It has been a brutal stock sell off in December and so far in 2019, and MSM is telling you that we are officially in a bear market. It seems like the market is pricing in a recession, but it can be too early to say so.
The 10-year Treasury remain below 3 percent and the FED shouldn`t raise rates for the 10th time in 2019. If they push the hold button, I think the market will be happy and bullish again. Just look at the healthy job market and the strength of the U.S economy.
December 2018 was the worst December for the Dow since 1931, but if we avoid a recession I think investors are lucky to have a lot of cheap stocks. It is a China-U.S trade war, and the global economy is in a growth slowdown, but that doesn`t automatically mean recession.

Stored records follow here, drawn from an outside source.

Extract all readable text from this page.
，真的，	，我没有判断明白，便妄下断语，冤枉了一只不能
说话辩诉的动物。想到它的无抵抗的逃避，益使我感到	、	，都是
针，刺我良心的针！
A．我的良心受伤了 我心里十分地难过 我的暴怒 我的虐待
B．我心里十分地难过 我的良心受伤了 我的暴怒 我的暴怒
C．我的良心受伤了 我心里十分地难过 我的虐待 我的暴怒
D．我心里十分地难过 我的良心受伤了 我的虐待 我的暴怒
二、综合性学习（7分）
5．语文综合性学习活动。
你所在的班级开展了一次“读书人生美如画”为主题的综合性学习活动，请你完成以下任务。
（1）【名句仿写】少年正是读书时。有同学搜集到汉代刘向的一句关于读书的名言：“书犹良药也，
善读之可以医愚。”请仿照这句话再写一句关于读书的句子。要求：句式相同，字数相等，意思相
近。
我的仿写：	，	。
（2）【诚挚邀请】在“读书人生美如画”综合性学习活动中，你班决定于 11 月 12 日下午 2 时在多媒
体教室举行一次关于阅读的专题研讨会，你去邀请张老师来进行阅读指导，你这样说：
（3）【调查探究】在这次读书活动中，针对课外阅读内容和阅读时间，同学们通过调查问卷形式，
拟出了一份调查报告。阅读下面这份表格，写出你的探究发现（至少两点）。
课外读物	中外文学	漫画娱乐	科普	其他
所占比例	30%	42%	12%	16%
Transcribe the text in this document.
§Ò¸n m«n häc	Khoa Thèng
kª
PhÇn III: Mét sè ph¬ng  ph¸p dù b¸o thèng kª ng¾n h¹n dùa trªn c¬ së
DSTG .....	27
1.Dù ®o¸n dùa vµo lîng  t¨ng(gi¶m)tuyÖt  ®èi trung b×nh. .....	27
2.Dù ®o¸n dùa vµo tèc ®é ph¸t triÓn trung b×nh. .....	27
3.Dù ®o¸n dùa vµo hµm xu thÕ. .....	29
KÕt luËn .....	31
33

We can see a support for the S&P 500 very soon, and this is also a point were investors pay for their insurance. And that is also a point were the bear market ends. Technical analysis tells us that if this is the right thing right now, a drop to around 2,300 points would likely spark a bounce from here.
Statistically, the average bear market stops right after, or right before it officially began. It remain to see that this is happening again. A closer look at the 48-month SMA, the market failed to bounce in August 2008 which led to the biggest drop since the Great Depression. The same happened in 2001.
Is this drop a new 2001 or 2008? If not, we can see a support just like it did in 1987, 1990 and 2016. The S&P 500 has lost 20,2 percent, and the Dow is down 19,4 percent, while Nasdaq is down 23,9 percent. The Russell 2000 is down 27,3 percent, so the coming days will be interesting. Anyway; this a great moment for day traders.